In the first of our worldwide reviews we are looking at Nikka Whisky. Nikka Whisky Distilling Co. Ltd hails from Japan where they presently own two distilleries, the first of which was founded in 1934. Their story begins when their founder, Masataka Taketsuru, traveled to Scotland in 1918 to study chemistry in Glasgow university. He married a Scottish woman and settled in Campbeltown where he completed an apprenticeship with Hazelburn distillery. Together with his wife Rita, they returned to Japan in late 1920 where he began working with a company called Kotobukiya that would eventually become Suntory. Here he oversaw the building and commissioning of the Yamazaki Distillery, Japans first Whisky Distillery.
In 1934 he founded a distillery called “Dai Nippon Kaju K.K.”. Situated in Yoichi in Northern Japan, it was an area he considered most like the Scottish countryside. In 1940 the first “Nikka Whisky” was launched and in 1952 the companies name changed to what we know it as today. In 1969, owing to the success of Nikka whisky, a second distillery was formed in the rolling hills of Miyagikyo. As an addition to Miyagikyo Distillery, two Coffey stills for grain whisky production were introduced to complement the copper pot stills already in Miyagikyo and Yoichi. As the final part of our history lesson, in 1989 the company acquired Ben Nevis Distillery in Scotland. Nikka now have about 14 whiskies in their own brand portfolio along with a Gin and Vodka.

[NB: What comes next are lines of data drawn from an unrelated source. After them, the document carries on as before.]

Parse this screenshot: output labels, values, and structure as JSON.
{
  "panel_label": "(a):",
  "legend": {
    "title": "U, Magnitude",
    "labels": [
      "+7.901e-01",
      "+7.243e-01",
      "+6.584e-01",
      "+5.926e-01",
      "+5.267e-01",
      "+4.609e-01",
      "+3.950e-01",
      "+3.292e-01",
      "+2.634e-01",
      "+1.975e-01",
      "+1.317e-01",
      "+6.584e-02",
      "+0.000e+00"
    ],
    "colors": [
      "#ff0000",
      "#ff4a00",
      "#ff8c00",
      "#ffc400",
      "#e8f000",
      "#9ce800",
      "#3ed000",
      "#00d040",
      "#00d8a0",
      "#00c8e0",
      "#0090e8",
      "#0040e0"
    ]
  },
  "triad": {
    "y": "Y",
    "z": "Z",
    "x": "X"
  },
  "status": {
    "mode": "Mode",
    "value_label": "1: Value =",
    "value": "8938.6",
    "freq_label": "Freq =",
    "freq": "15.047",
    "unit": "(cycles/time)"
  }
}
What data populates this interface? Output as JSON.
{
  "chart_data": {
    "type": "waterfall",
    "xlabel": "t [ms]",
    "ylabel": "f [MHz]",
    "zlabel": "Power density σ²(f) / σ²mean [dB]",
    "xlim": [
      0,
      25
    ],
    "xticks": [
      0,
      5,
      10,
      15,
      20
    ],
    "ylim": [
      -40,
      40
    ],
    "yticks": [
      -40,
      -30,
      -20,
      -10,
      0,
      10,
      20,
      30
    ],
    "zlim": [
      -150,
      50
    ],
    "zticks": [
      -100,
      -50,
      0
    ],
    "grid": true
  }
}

Our tasting adventure starts with their “Nikka From The Barrel” release. Coming in a square 500ml bottle and rolling in at 51.4%, it isn’t the strongest of Cask Strength whiskys out there, but this little bottle does pack a punch. The whisky itself is a marriage of three components; single malts from both distilleries and grain whisky from Miyagikyo. As it’s a NAS we have no age on the spirit but I am informed that the marriage of the blend takes place over 3 – 6 months in used casks. Its was easy to see why this is a multi-award winning whisky including 3 Gold Medals at the International Spirits Challenge. I found it to be very complex on both the nose and the palate. So complex I had to enjoy a second one (cough cough)! At what I would personally consider the lower range of Cask Strengths, it was easy to drink without water but the addition of just a drop of water opened up the flavour profile massively allowing the complexity to be peeled back slightly. I also found that the longer this dram had in room air, the better it seemed to get. At approximately €50, its is a very affordable whisky for such a great quality dram. So here are my tasting notes;
Nose; Very complex. Unripened bananas, hazelnuts, a hint of shoe polish, malt and a good strong hit of coffee. Maybe some wood shavings in there too.
Palate; Lovely spice and pepper to the fore making way for vanilla, mandarins, ginger and cloves.
Finish; Medium finish for a cask strength but very pleasant. Mouth drying towards the end with a slight cocoa bitterness in there. Addition of water almost masks this.